Mrs. Haines testified that she did not hear the operator say anything to Mrs. MacPheters about being careful because it was slippery there. Mrs. MacPheters said she heard the warning, and the sister-in-law; that she heard it. But the jury evidently absolved the plaintiff from any negligence in not looking at the step.
That she was not guilty of negligence, the jury decided.
But, for the purposes of the trial then in their hands, they decided the defendant guilty of negligence.
On this point this Court in Davis v. Waterville, Fairfield & Oakland Railway, 117 Me., 32, 102 A., 374, said:
“We think the true rule as to the duty of the carrier under such conditions is this : Assuming that the steps of the car are in proper condition when it begins a specific journey, the railroad company should not be held responsible, under ordinary circumstances, for the existence of snow or ice upon the steps accumulating through natural causes, during the journey, until it has had a reasonably sufficient time and opportunity, consistently with its duty to transport its passengers, to remove such accumulations. To require the immediate and continuous removal of all snow from the steps . . . would be impracticable.”
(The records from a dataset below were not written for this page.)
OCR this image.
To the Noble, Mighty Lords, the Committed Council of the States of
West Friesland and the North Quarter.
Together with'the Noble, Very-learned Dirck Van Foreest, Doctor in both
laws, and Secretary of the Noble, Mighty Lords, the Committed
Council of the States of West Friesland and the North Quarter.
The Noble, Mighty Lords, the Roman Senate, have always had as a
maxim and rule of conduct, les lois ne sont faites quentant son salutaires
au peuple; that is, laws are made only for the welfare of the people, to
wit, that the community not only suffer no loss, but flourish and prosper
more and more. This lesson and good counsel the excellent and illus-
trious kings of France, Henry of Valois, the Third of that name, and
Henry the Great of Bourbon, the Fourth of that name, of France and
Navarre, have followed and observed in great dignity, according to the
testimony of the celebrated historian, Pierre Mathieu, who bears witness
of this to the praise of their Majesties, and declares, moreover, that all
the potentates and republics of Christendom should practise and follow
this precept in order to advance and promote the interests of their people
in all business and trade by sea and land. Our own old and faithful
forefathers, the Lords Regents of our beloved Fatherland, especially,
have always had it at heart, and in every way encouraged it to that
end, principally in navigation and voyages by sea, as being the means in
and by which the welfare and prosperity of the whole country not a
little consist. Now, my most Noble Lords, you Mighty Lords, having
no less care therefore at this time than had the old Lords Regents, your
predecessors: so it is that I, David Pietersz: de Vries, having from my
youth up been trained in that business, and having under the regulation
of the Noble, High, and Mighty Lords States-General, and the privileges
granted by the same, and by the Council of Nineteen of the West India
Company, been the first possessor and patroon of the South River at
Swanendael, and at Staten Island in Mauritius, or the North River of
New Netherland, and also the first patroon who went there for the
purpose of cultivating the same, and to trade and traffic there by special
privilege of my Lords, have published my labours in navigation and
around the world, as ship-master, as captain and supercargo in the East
*64Since the date of the opinion above quoted in part, in Labrie v. Donham, 243 Mass., 584, 138 N. E., 3, a case in many particulars like the case in hand, that court says, “In the case at bar the mere fact that the step was wet and slippery when the plaintiff alighted, as testified to by some of the witnesses, without further evidence tending to show the extent and cause of this condition and the length of time it had existed, did not prove that the defend'ant was negligent or that the car was defective.”
The jury no doubt listened to the recital of pain and limited physical ability on the part of plaintiff wife, and attributed her present incapacity and possible future suffering solely to the fall at the crossing, forgetting that in November, 1933, she submitted to major surgery, curettage, repair of the cervix, appendectomy, a subtotal hysterectomy, including both tubes and ovaries; that she developed adhesions which caused intestinal obstruction and was operated on, one year before the accident to release the adhesions.
Faced with such recital, in despite of all testimony that, immediately after the accident she could have been cured in three or four months’ time, at an expense of from $300 to $400, they awarded to her damages for pain and suffering in the amount of $2500; and to the husband their verdict gives as expense to him in attempting to repair what damage the railroad company had caused the sum of $1000, while such expense is by testimony and stipulation fixed at $125.
It seems evident that the jury were swayed by other than the weight of factual testimony, and that they erred in their conclusions.
In each case the entry must be

Verdicts set aside, new trials granted.